A new BET on the control of HIV latency.

Although intensive regimens of antiretroviral therapy (HAART) reduce viral loads to undetectable levels in the circulation, HIV quickly resumes active replication when treatment is interrupted due to the emergence of the virus from latent reservoirs., Although it is difficult to exclude the possibility that slowly replicating viruses persist in sanctuary sites that are poorly accessed by the antiviral drugs, the consensus in the field is that the virus emerges from a small population of resting memory CD4 T cells (~1 in 106 cells) harboring silenced HIV proviruses.

Eliminating this latent reservoir is particularly challenging since it is established early during infection, is extremely stable (with an estimated half-life of 44 mo), and can be replenished during episodes of viremia or by homeostatic replacement of latently infected cells. Since latently infected cells express minimal levels of viral proteins they are invisible to the immune system and unaffected by antiretroviral drugs.

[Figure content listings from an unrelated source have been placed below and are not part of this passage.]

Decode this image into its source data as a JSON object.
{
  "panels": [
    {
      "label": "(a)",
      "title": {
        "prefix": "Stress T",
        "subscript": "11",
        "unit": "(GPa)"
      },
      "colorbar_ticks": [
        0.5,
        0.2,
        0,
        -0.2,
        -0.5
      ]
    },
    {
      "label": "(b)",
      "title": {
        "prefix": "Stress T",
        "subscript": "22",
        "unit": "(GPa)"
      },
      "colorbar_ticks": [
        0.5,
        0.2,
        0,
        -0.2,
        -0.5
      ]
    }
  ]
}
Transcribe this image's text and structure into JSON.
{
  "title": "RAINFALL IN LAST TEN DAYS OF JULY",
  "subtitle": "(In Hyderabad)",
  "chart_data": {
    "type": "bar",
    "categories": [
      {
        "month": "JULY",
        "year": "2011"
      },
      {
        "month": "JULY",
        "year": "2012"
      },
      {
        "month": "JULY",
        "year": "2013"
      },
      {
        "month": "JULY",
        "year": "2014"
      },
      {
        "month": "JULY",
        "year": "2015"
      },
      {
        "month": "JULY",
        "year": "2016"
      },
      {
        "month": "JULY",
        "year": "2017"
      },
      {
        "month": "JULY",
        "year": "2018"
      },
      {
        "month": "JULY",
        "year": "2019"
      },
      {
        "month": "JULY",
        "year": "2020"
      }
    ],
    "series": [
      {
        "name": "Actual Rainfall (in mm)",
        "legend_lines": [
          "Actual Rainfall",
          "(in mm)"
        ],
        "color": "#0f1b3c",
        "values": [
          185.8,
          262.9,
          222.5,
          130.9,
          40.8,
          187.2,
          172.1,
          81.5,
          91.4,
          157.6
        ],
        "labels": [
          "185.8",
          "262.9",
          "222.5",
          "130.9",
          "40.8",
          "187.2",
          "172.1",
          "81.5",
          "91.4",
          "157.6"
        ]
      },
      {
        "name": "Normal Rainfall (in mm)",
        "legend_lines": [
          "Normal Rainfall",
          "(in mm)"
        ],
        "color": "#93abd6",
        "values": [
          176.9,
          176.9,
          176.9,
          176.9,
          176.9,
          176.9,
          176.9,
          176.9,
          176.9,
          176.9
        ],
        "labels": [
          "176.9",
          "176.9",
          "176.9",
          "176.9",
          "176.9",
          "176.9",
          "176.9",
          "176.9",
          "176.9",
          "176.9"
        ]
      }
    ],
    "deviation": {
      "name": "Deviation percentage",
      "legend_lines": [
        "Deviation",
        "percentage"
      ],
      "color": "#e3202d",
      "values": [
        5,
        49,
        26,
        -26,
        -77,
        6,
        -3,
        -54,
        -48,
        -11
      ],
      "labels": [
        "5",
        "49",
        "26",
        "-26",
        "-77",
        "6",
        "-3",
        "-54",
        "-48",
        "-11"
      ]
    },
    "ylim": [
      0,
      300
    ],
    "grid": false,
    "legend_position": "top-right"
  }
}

Recent curative strategies have therefore focused on developing pharmaceutical agents that can induce HIV expression in latently infected cells and then purging these cells by antiviral immune responses, viral cytopathic effects or even cell-targeted killing strategies (the rhetorically named “shock and kill” strategy).,

In the last three months there has been a flurry of provocative papers, including the report by Boehm et al. published in a previous issue of Cell Cycle, demonstrating that JQ1 and other clinically useful bromodomain (BET family) inhibitors can efficiently reverse HIV latency in established cell lines and in certain primary cell models for HIV latency.- Thus the BET proteins have been validated as potential new targets for HIV induction strategies. But, how do these compounds work?

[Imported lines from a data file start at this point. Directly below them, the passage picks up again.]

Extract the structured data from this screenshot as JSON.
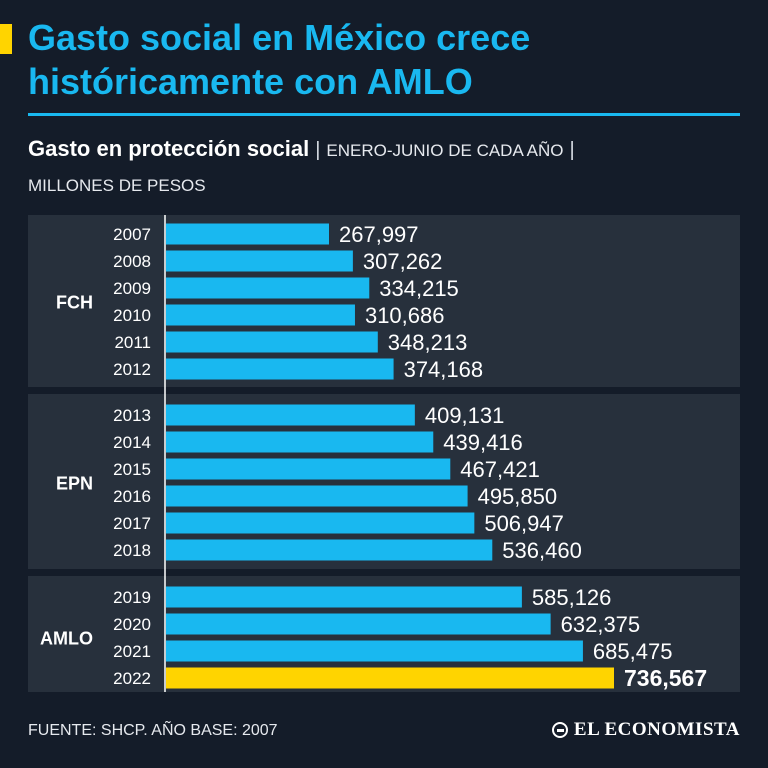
{
  "header": {
    "title": "Gasto social en México crece históricamente con AMLO",
    "subtitle_strong": "Gasto en protección social",
    "subtitle_sep1": "|",
    "subtitle_period": "ENERO-JUNIO DE CADA AÑO",
    "subtitle_sep2": "|",
    "subtitle_units": "MILLONES DE PESOS"
  },
  "footer": {
    "source": "FUENTE: SHCP. AÑO BASE: 2007",
    "brand": "EL ECONOMISTA"
  },
  "colors": {
    "background": "#141c29",
    "panel": "#27303c",
    "bar": "#19b8f0",
    "highlight": "#ffd400",
    "text": "#ffffff"
  },
  "chart_data": {
    "type": "bar",
    "orientation": "horizontal",
    "title": "Gasto en protección social",
    "units": "MILLONES DE PESOS",
    "xlim": [
      0,
      770000
    ],
    "groups": [
      {
        "label": "FCH",
        "categories": [
          "2007",
          "2008",
          "2009",
          "2010",
          "2011",
          "2012"
        ],
        "values": [
          267997,
          307262,
          334215,
          310686,
          348213,
          374168
        ],
        "value_labels": [
          "267,997",
          "307,262",
          "334,215",
          "310,686",
          "348,213",
          "374,168"
        ]
      },
      {
        "label": "EPN",
        "categories": [
          "2013",
          "2014",
          "2015",
          "2016",
          "2017",
          "2018"
        ],
        "values": [
          409131,
          439416,
          467421,
          495850,
          506947,
          536460
        ],
        "value_labels": [
          "409,131",
          "439,416",
          "467,421",
          "495,850",
          "506,947",
          "536,460"
        ]
      },
      {
        "label": "AMLO",
        "categories": [
          "2019",
          "2020",
          "2021",
          "2022"
        ],
        "values": [
          585126,
          632375,
          685475,
          736567
        ],
        "value_labels": [
          "585,126",
          "632,375",
          "685,475",
          "736,567"
        ],
        "highlight_index": 3
      }
    ]
  }
}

All BET proteins are highly conserved transcriptional regulators capable of binding to acetyl-lysine residues found on histones and many transcription factors through tandem bromodomains. Perhaps the best-studied BET family member is BRD4, which binds the positive transcription elongation factor b (P-TEFb) the essential cofactor for the HIV Tat gene (Fig. 1). It was therefore postulated that BET family inhibitors induce HIV expression by inhibiting BRD4 interactions with P-TEFb and thereby favoring enhanced Tat binding.,, Consistent with this model, and the inhibitor studies, knockdown of BRD4 by shRNA also results in potent HIV induction.

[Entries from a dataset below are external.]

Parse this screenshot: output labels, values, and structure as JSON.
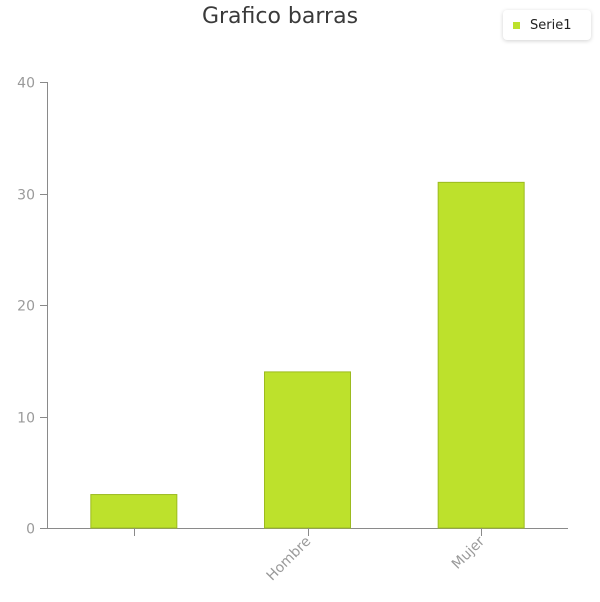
{
  "chart_data": {
    "type": "bar",
    "title": "Grafico barras",
    "categories": [
      "",
      "Hombre",
      "Mujer"
    ],
    "series": [
      {
        "name": "Serie1",
        "values": [
          3,
          14,
          31
        ]
      }
    ],
    "ylim": [
      0,
      40
    ],
    "yticks": [
      0,
      10,
      20,
      30,
      40
    ],
    "bar_color": "#bde12c",
    "bar_edge_color": "#9cbb1f",
    "axis_color": "#8a8a8a",
    "grid": false,
    "legend_position": "top-right"
  }
}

Figure 1. Models for HIV induction by BET inhibitors. (A) Inhibition of BRD4 blocks its association with P-TEFb and permits enhanced association with the HIV transactivator protein Tat. The Tat:P-TEFb complex is recruited to the HIV promoter and induces transcription. (B) Inhibition of BRD2 blocks its association with E2F1:NFκB p50 heterodimers and co-repressor complexes. In the absence of BRD2, the repressor complexes are replaced by activator complexes, and HIV transcription is induced.

Boehm et al. have now discovered that in addition to BRD4, a second BET protein, BRD2, also regulates HIV latency. Knockdown of BRD2 by shRNA activates HIV transcription to an even higher extent than knockdown of BRD4 and to levels comparable to JQ1 treatment of cells. In contrast to BRD4, BRD2 associates directly with transcription complexes and proteins required for chromatin remodeling. Thus it seems likely that BRD2 can enhance HIV transcription in response to JQ1 and other BET inhibitors. But how can it act as a repressor in the absence of BET inhibitors?

One clue comes from the observation that BRD2 interacts directly with the E2F1 transcription factor. Earlier studies showed that E2F1 can bind together with NFκB p50 to the HIV enhancer and block HIV transcription mediated by the NFκB p50/p65 heterodimer. It seems reasonable to postulate that BRD2 is recruited to the HIV LTR by E2F1/p50 heterodimers, and then recruits repressor complexes carrying acetylated lysine residues (Fig. 1). Thus when BRD2 is inhibited, these interactions are blocked, and repressor complexes are exchanged for activators.

Although further work will be needed to confirm the molecular details of the two mechanisms outlined in Figure 1, it is important to note at this stage that the high potency of JQ1 and related BET inhibitors in mediating HIV induction could be due to the targeting of multiple bromodomain proteins that regulate HIV transcription. Indeed, preliminary data emerging from several laboratories suggests that several other bromodomain proteins in addition to BRD4 and BRD2 can also contribute to the maintenance of HIV latency. It’s a safe bet that studies of these important regulatory mechanisms will reshape our understanding of HIV latency in the years to come.